Zuvor hatte sich Schamir optimistisch über seine Chancen einer Regierungsbildung geäußert. „Wir werden die neue Regierung bilden, denn wir repräsentieren die Mehrheit in diesem Land.“ Sicher ist allerdings keineswegs, daß tatsächlich auch mindestens 61 der 120 Parlamentsabgeordneten für Schamirs Rechts-Regierung votieren werden. Denn zum einen hatten vier unzufriedene Abgeordnete seiner eigenen Fraktion, die um ihre Ministerposten bangen, gedroht, nicht für die neue Regierung zu stimmen. Und zum anderen stößt Schamirs geplantes Regierungsbündnis bei allen anderen Parteien auf harsche Ablehnung. Die Arbeiterpartei sprach gar von einer „Regierung der nationalen Katastrophe“. Die nationale Führung der Intifada in den besetzten Gebieten bezeichnete das geplante Bündnis als „Regierung der Terroristen“ und als „Geschenk an alle extremistischen Bewegungen“. Die PLO sprach von einem „Kriegskabinett“.

Schamirs Kabinettsliste umfaßt elf Likud-Mitglieder der alten Regierung. Wie zu erfahren war, soll der bisherige Außenminister Mosche Arens neuer Verteidigungsminister werden. Das Außenressort soll David Levi übernehmen. Für den Führer des hefitg umstrittenenLikud-Hardliners, Ariel Scharon, ist das Wohnungsressort mit erweiterten Befugnissen insbesondere hinsichtlich der Ansiedlung von Einwanderern vorgesehen - eine durchaus brisante Besetzung.

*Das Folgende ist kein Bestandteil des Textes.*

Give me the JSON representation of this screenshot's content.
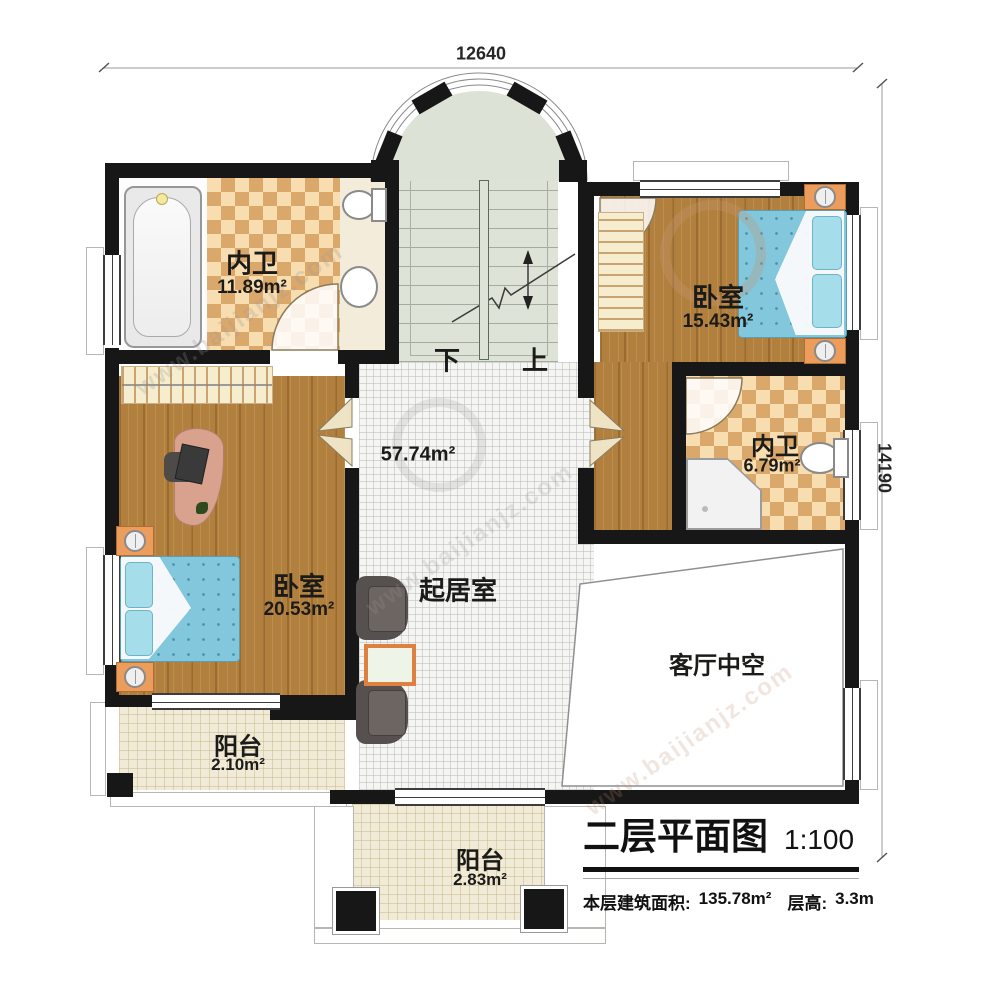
{
  "dimensions": {
    "width": "12640",
    "height": "14190"
  },
  "rooms": {
    "bath1": {
      "name": "内卫",
      "area": "11.89m²"
    },
    "bedroom1": {
      "name": "卧室",
      "area": "15.43m²"
    },
    "bath2": {
      "name": "内卫",
      "area": "6.79m²"
    },
    "bedroom2": {
      "name": "卧室",
      "area": "20.53m²"
    },
    "living": {
      "name": "起居室",
      "area": "57.74m²"
    },
    "void": {
      "name": "客厅中空"
    },
    "balcony1": {
      "name": "阳台",
      "area": "2.10m²"
    },
    "balcony2": {
      "name": "阳台",
      "area": "2.83m²"
    }
  },
  "stairs": {
    "down": "下",
    "up": "上"
  },
  "title_block": {
    "title": "二层平面图",
    "scale": "1:100",
    "floor_area_label": "本层建筑面积:",
    "floor_area": "135.78m²",
    "floor_height_label": "层高:",
    "floor_height": "3.3m"
  },
  "watermark": {
    "text": "www.baijianjz.com"
  },
  "colors": {
    "wall": "#171717",
    "wood_floor": "#b2803e",
    "tile_checker": "#dba86b",
    "stairwell": "#dde3d7",
    "bed_blue": "#82c7dc",
    "furniture_orange": "#ec9c5b"
  }
}
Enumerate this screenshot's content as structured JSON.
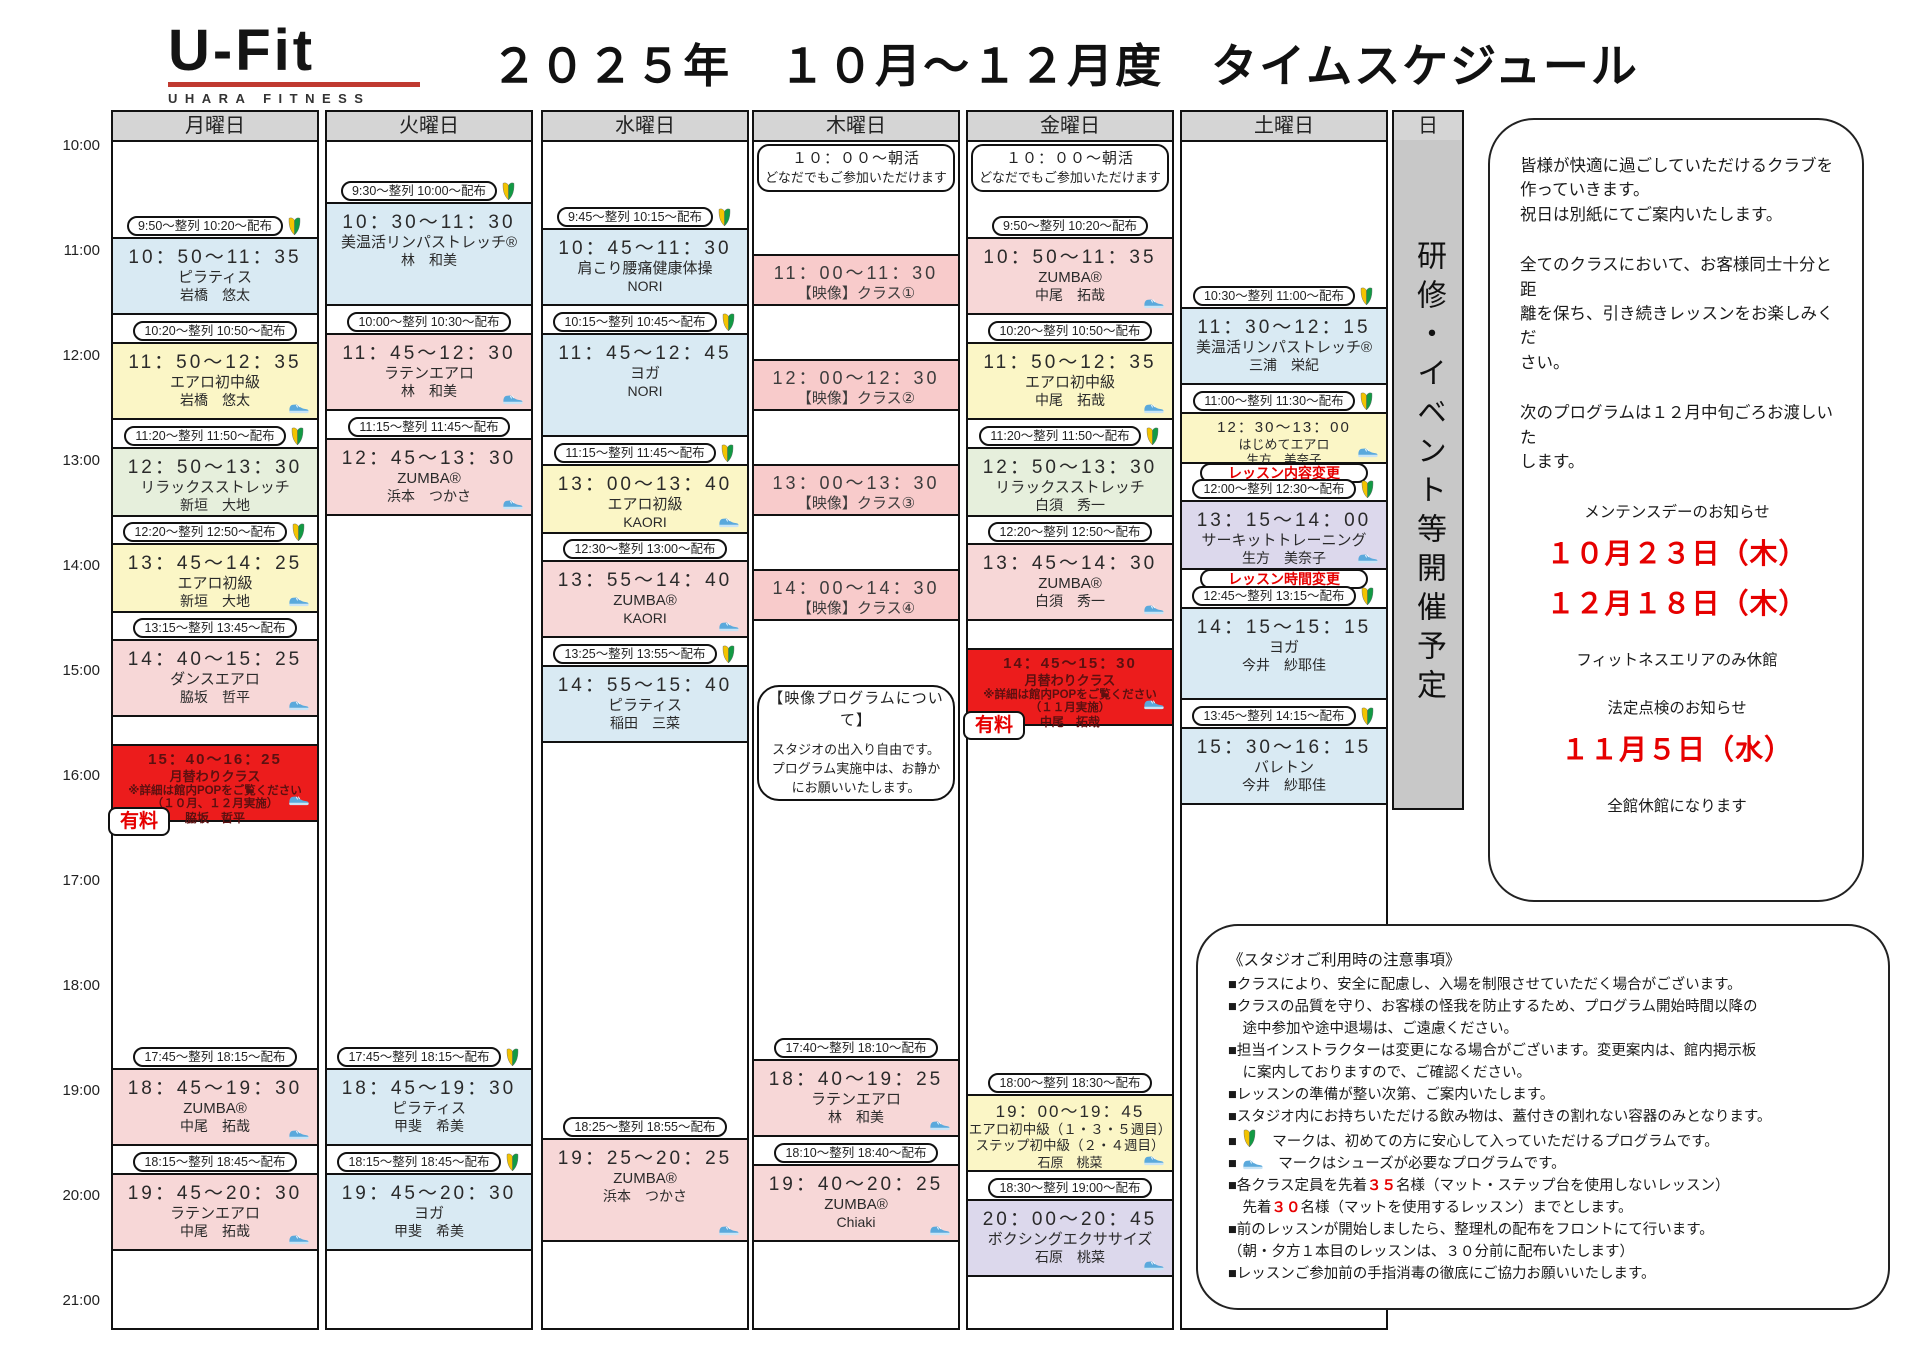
{
  "logo": {
    "brand": "U-Fit",
    "sub": "UHARA FITNESS"
  },
  "title": "２０２５年　１０月～１２月度　タイムスケジュール",
  "colors": {
    "blue": "#d9eaf3",
    "pink": "#f7d7d7",
    "video": "#f8cbcb",
    "yellow": "#fbf6c6",
    "green": "#e6efdc",
    "lavender": "#dcd8ec",
    "red": "#ec1c1c",
    "paid_text": "#e60000",
    "date_red": "#e60000",
    "change_label_text": "#e60000",
    "header_gray": "#d5d5d5",
    "sunday_gray": "#c8c8c8",
    "logo_underline": "#c03a30"
  },
  "time_axis": {
    "start_y": 147,
    "hour_height": 105,
    "labels": [
      "10:00",
      "11:00",
      "12:00",
      "13:00",
      "14:00",
      "15:00",
      "16:00",
      "17:00",
      "18:00",
      "19:00",
      "20:00",
      "21:00"
    ]
  },
  "days": [
    {
      "id": "monday",
      "label": "月曜日",
      "left": 111,
      "width": 208,
      "classes": [
        {
          "badge": "9:50～整列 10:20～配布",
          "beginner": true,
          "top": 235,
          "height": 78,
          "time": "10：50～11：35",
          "name": "ピラティス",
          "instructor": "岩橋　悠太",
          "color": "blue",
          "shoe": false
        },
        {
          "badge": "10:20～整列 10:50～配布",
          "beginner": false,
          "top": 340,
          "height": 78,
          "time": "11：50～12：35",
          "name": "エアロ初中級",
          "instructor": "岩橋　悠太",
          "color": "yellow",
          "shoe": true
        },
        {
          "badge": "11:20～整列 11:50～配布",
          "beginner": true,
          "top": 445,
          "height": 70,
          "time": "12：50～13：30",
          "name": "リラックスストレッチ",
          "instructor": "新垣　大地",
          "color": "green",
          "shoe": false
        },
        {
          "badge": "12:20～整列 12:50～配布",
          "beginner": true,
          "top": 541,
          "height": 70,
          "time": "13：45～14：25",
          "name": "エアロ初級",
          "instructor": "新垣　大地",
          "color": "yellow",
          "shoe": true
        },
        {
          "badge": "13:15～整列 13:45～配布",
          "beginner": false,
          "top": 637,
          "height": 78,
          "time": "14：40～15：25",
          "name": "ダンスエアロ",
          "instructor": "脇坂　哲平",
          "color": "pink",
          "shoe": true
        },
        {
          "top": 742,
          "height": 78,
          "time": "15：40～16：25",
          "name": "月替わりクラス",
          "note_lines": [
            "※詳細は館内POPをご覧ください",
            "（１０月、１２月実施）"
          ],
          "instructor": "脇坂　哲平",
          "color": "red",
          "shoe": true,
          "paid": "有料"
        },
        {
          "badge": "17:45～整列 18:15～配布",
          "beginner": false,
          "top": 1066,
          "height": 78,
          "time": "18：45～19：30",
          "name": "ZUMBA®",
          "instructor": "中尾　拓哉",
          "color": "pink",
          "shoe": true
        },
        {
          "badge": "18:15～整列 18:45～配布",
          "beginner": false,
          "top": 1171,
          "height": 78,
          "time": "19：45～20：30",
          "name": "ラテンエアロ",
          "instructor": "中尾　拓哉",
          "color": "pink",
          "shoe": true
        }
      ]
    },
    {
      "id": "tuesday",
      "label": "火曜日",
      "left": 325,
      "width": 208,
      "classes": [
        {
          "badge": "9:30～整列 10:00～配布",
          "beginner": true,
          "top": 200,
          "height": 104,
          "time": "10：30～11：30",
          "name": "美温活リンパストレッチ®",
          "instructor": "林　和美",
          "color": "blue",
          "shoe": false
        },
        {
          "badge": "10:00～整列 10:30～配布",
          "beginner": false,
          "top": 331,
          "height": 78,
          "time": "11：45～12：30",
          "name": "ラテンエアロ",
          "instructor": "林　和美",
          "color": "pink",
          "shoe": true
        },
        {
          "badge": "11:15～整列 11:45～配布",
          "beginner": false,
          "top": 436,
          "height": 78,
          "time": "12：45～13：30",
          "name": "ZUMBA®",
          "instructor": "浜本　つかさ",
          "color": "pink",
          "shoe": true
        },
        {
          "badge": "17:45～整列 18:15～配布",
          "beginner": true,
          "top": 1066,
          "height": 78,
          "time": "18：45～19：30",
          "name": "ピラティス",
          "instructor": "甲斐　希美",
          "color": "blue",
          "shoe": false
        },
        {
          "badge": "18:15～整列 18:45～配布",
          "beginner": true,
          "top": 1171,
          "height": 78,
          "time": "19：45～20：30",
          "name": "ヨガ",
          "instructor": "甲斐　希美",
          "color": "blue",
          "shoe": false
        }
      ]
    },
    {
      "id": "wednesday",
      "label": "水曜日",
      "left": 541,
      "width": 208,
      "classes": [
        {
          "badge": "9:45～整列 10:15～配布",
          "beginner": true,
          "top": 226,
          "height": 78,
          "time": "10：45～11：30",
          "name": "肩こり腰痛健康体操",
          "instructor": "NORI",
          "color": "blue",
          "shoe": false
        },
        {
          "badge": "10:15～整列 10:45～配布",
          "beginner": true,
          "top": 331,
          "height": 104,
          "time": "11：45～12：45",
          "name": "ヨガ",
          "instructor": "NORI",
          "color": "blue",
          "shoe": false
        },
        {
          "badge": "11:15～整列 11:45～配布",
          "beginner": true,
          "top": 462,
          "height": 70,
          "time": "13：00～13：40",
          "name": "エアロ初級",
          "instructor": "KAORI",
          "color": "yellow",
          "shoe": true
        },
        {
          "badge": "12:30～整列 13:00～配布",
          "beginner": false,
          "top": 558,
          "height": 78,
          "time": "13：55～14：40",
          "name": "ZUMBA®",
          "instructor": "KAORI",
          "color": "pink",
          "shoe": true
        },
        {
          "badge": "13:25～整列 13:55～配布",
          "beginner": true,
          "top": 663,
          "height": 78,
          "time": "14：55～15：40",
          "name": "ピラティス",
          "instructor": "稲田　三菜",
          "color": "blue",
          "shoe": false
        },
        {
          "badge": "18:25～整列 18:55～配布",
          "beginner": false,
          "top": 1136,
          "height": 104,
          "time": "19：25～20：25",
          "name": "ZUMBA®",
          "instructor": "浜本　つかさ",
          "color": "pink",
          "shoe": true
        }
      ]
    },
    {
      "id": "thursday",
      "label": "木曜日",
      "left": 752,
      "width": 208,
      "boxes": [
        {
          "name": "morning-activity-box",
          "radius": 12,
          "top": 142,
          "height": 48,
          "lines": [
            "１０：００～朝活",
            "どなだでもご参加いただけます"
          ]
        },
        {
          "name": "video-program-box",
          "radius": 22,
          "top": 683,
          "height": 116,
          "lines": [
            "【映像プログラムについて】",
            "",
            "スタジオの出入り自由です。",
            "プログラム実施中は、お静か",
            "にお願いいたします。"
          ]
        }
      ],
      "classes": [
        {
          "top": 252,
          "height": 52,
          "time": "11：00～11：30",
          "name": "【映像】クラス①",
          "color": "video"
        },
        {
          "top": 357,
          "height": 52,
          "time": "12：00～12：30",
          "name": "【映像】クラス②",
          "color": "video"
        },
        {
          "top": 462,
          "height": 52,
          "time": "13：00～13：30",
          "name": "【映像】クラス③",
          "color": "video"
        },
        {
          "top": 567,
          "height": 52,
          "time": "14：00～14：30",
          "name": "【映像】クラス④",
          "color": "video"
        },
        {
          "badge": "17:40～整列 18:10～配布",
          "beginner": false,
          "top": 1057,
          "height": 78,
          "time": "18：40～19：25",
          "name": "ラテンエアロ",
          "instructor": "林　和美",
          "color": "pink",
          "shoe": true
        },
        {
          "badge": "18:10～整列 18:40～配布",
          "beginner": false,
          "top": 1162,
          "height": 78,
          "time": "19：40～20：25",
          "name": "ZUMBA®",
          "instructor": "Chiaki",
          "color": "pink",
          "shoe": true
        }
      ]
    },
    {
      "id": "friday",
      "label": "金曜日",
      "left": 966,
      "width": 208,
      "boxes": [
        {
          "name": "morning-activity-box",
          "radius": 12,
          "top": 142,
          "height": 48,
          "lines": [
            "１０：００～朝活",
            "どなだでもご参加いただけます"
          ]
        }
      ],
      "classes": [
        {
          "badge": "9:50～整列 10:20～配布",
          "beginner": false,
          "top": 235,
          "height": 78,
          "time": "10：50～11：35",
          "name": "ZUMBA®",
          "instructor": "中尾　拓哉",
          "color": "pink",
          "shoe": true
        },
        {
          "badge": "10:20～整列 10:50～配布",
          "beginner": false,
          "top": 340,
          "height": 78,
          "time": "11：50～12：35",
          "name": "エアロ初中級",
          "instructor": "中尾　拓哉",
          "color": "yellow",
          "shoe": true
        },
        {
          "badge": "11:20～整列 11:50～配布",
          "beginner": true,
          "top": 445,
          "height": 70,
          "time": "12：50～13：30",
          "name": "リラックスストレッチ",
          "instructor": "白須　秀一",
          "color": "green",
          "shoe": false
        },
        {
          "badge": "12:20～整列 12:50～配布",
          "beginner": false,
          "top": 541,
          "height": 78,
          "time": "13：45～14：30",
          "name": "ZUMBA®",
          "instructor": "白須　秀一",
          "color": "pink",
          "shoe": true
        },
        {
          "top": 646,
          "height": 78,
          "time": "14：45～15：30",
          "name": "月替わりクラス",
          "note_lines": [
            "※詳細は館内POPをご覧ください",
            "（１１月実施）"
          ],
          "instructor": "中尾　拓哉",
          "color": "red",
          "shoe": true,
          "paid": "有料"
        },
        {
          "badge": "18:00～整列 18:30～配布",
          "beginner": false,
          "top": 1092,
          "height": 78,
          "time": "19：00～19：45",
          "name": "エアロ初中級（１・３・５週目）",
          "name2": "ステップ初中級（２・４週目）",
          "instructor": "石原　桃菜",
          "color": "yellow",
          "shoe": true
        },
        {
          "badge": "18:30～整列 19:00～配布",
          "beginner": false,
          "top": 1197,
          "height": 78,
          "time": "20：00～20：45",
          "name": "ボクシングエクササイズ",
          "instructor": "石原　桃菜",
          "color": "lavender",
          "shoe": true
        }
      ]
    },
    {
      "id": "saturday",
      "label": "土曜日",
      "left": 1180,
      "width": 208,
      "classes": [
        {
          "badge": "10:30～整列 11:00～配布",
          "beginner": true,
          "top": 305,
          "height": 78,
          "time": "11：30～12：15",
          "name": "美温活リンパストレッチ®",
          "instructor": "三浦　栄紀",
          "color": "blue",
          "shoe": false
        },
        {
          "badge": "11:00～整列 11:30～配布",
          "beginner": true,
          "top": 410,
          "height": 52,
          "time": "12：30～13：00",
          "name": "はじめてエアロ",
          "instructor": "生方　美奈子",
          "color": "yellow",
          "shoe": true,
          "label_below": "レッスン内容変更"
        },
        {
          "badge": "12:00～整列 12:30～配布",
          "beginner": true,
          "top": 498,
          "height": 70,
          "time": "13：15～14：00",
          "name": "サーキットトレーニング",
          "instructor": "生方　美奈子",
          "color": "lavender",
          "shoe": true,
          "label_below": "レッスン時間変更"
        },
        {
          "badge": "12:45～整列 13:15～配布",
          "beginner": true,
          "top": 605,
          "height": 93,
          "time": "14：15～15：15",
          "name": "ヨガ",
          "instructor": "今井　紗耶佳",
          "color": "blue",
          "shoe": false
        },
        {
          "badge": "13:45～整列 14:15～配布",
          "beginner": true,
          "top": 725,
          "height": 78,
          "time": "15：30～16：15",
          "name": "バレトン",
          "instructor": "今井　紗耶佳",
          "color": "blue",
          "shoe": false
        }
      ]
    }
  ],
  "sunday": {
    "label": "日",
    "left": 1392,
    "width": 72,
    "height": 700,
    "vertical_text": "研修・イベント等開催予定"
  },
  "info_panel": {
    "paragraphs": [
      "皆様が快適に過ごしていただけるクラブを\n作っていきます。\n祝日は別紙にてご案内いたします。",
      "全てのクラスにおいて、お客様同士十分と距\n離を保ち、引き続きレッスンをお楽しみくだ\nさい。",
      "次のプログラムは１２月中旬ごろお渡しいた\nします。"
    ],
    "maintenance_title": "メンテンスデーのお知らせ",
    "maintenance_dates": [
      "１０月２３日（木）",
      "１２月１８日（木）"
    ],
    "maintenance_note": "フィットネスエリアのみ休館",
    "inspection_title": "法定点検のお知らせ",
    "inspection_date": "１１月５日（水）",
    "inspection_note": "全館休館になります"
  },
  "notes": {
    "title": "《スタジオご利用時の注意事項》",
    "lines": [
      [
        {
          "t": "■クラスにより、安全に配慮し、入場を制限させていただく場合がございます。"
        }
      ],
      [
        {
          "t": "■クラスの品質を守り、お客様の怪我を防止するため、プログラム開始時間以降の"
        }
      ],
      [
        {
          "t": "　途中参加や途中退場は、ご遠慮ください。"
        }
      ],
      [
        {
          "t": "■担当インストラクターは変更になる場合がございます。変更案内は、館内掲示板"
        }
      ],
      [
        {
          "t": "　に案内しておりますので、ご確認ください。"
        }
      ],
      [
        {
          "t": "■レッスンの準備が整い次第、ご案内いたします。"
        }
      ],
      [
        {
          "t": "■スタジオ内にお持ちいただける飲み物は、蓋付きの割れない容器のみとなります。"
        }
      ],
      [
        {
          "t": "■ "
        },
        {
          "icon": "beginner"
        },
        {
          "t": "　マークは、初めての方に安心して入っていただけるプログラムです。"
        }
      ],
      [
        {
          "t": "■ "
        },
        {
          "icon": "shoe"
        },
        {
          "t": "　マークはシューズが必要なプログラムです。"
        }
      ],
      [
        {
          "t": "■各クラス定員を先着"
        },
        {
          "red": "３５"
        },
        {
          "t": "名様（マット・ステップ台を使用しないレッスン）"
        }
      ],
      [
        {
          "t": "　先着"
        },
        {
          "red": "３０"
        },
        {
          "t": "名様（マットを使用するレッスン）までとします。"
        }
      ],
      [
        {
          "t": "■前のレッスンが開始しましたら、整理札の配布をフロントにて行います。"
        }
      ],
      [
        {
          "t": "（朝・夕方１本目のレッスンは、３０分前に配布いたします）"
        }
      ],
      [
        {
          "t": "■レッスンご参加前の手指消毒の徹底にご協力お願いいたします。"
        }
      ]
    ]
  }
}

In der neuen Schamir-Regierung, sollte sie denn das Parlament passieren, hätten die „Falken“ das uneingeschränkte Sagen. Damit würde sich der israelische -arabische Konflikt bedrohlich zuspitzen und die Intifada in den besetzten Gebieten weiter an Schärfe zunehmen. Scharons Ankündigung, die Verursacher der Intifada „zu isolieren“, kann dabei nur heißen, daß sich die Repression gegen jugendliche Steinewerfer verschärfen wird. Auch die ohnehin schon beinahe legendären Vermittlungsversuche der USA dürften unter diesen veränderten politischen Bedingungen kaum Chancen haben.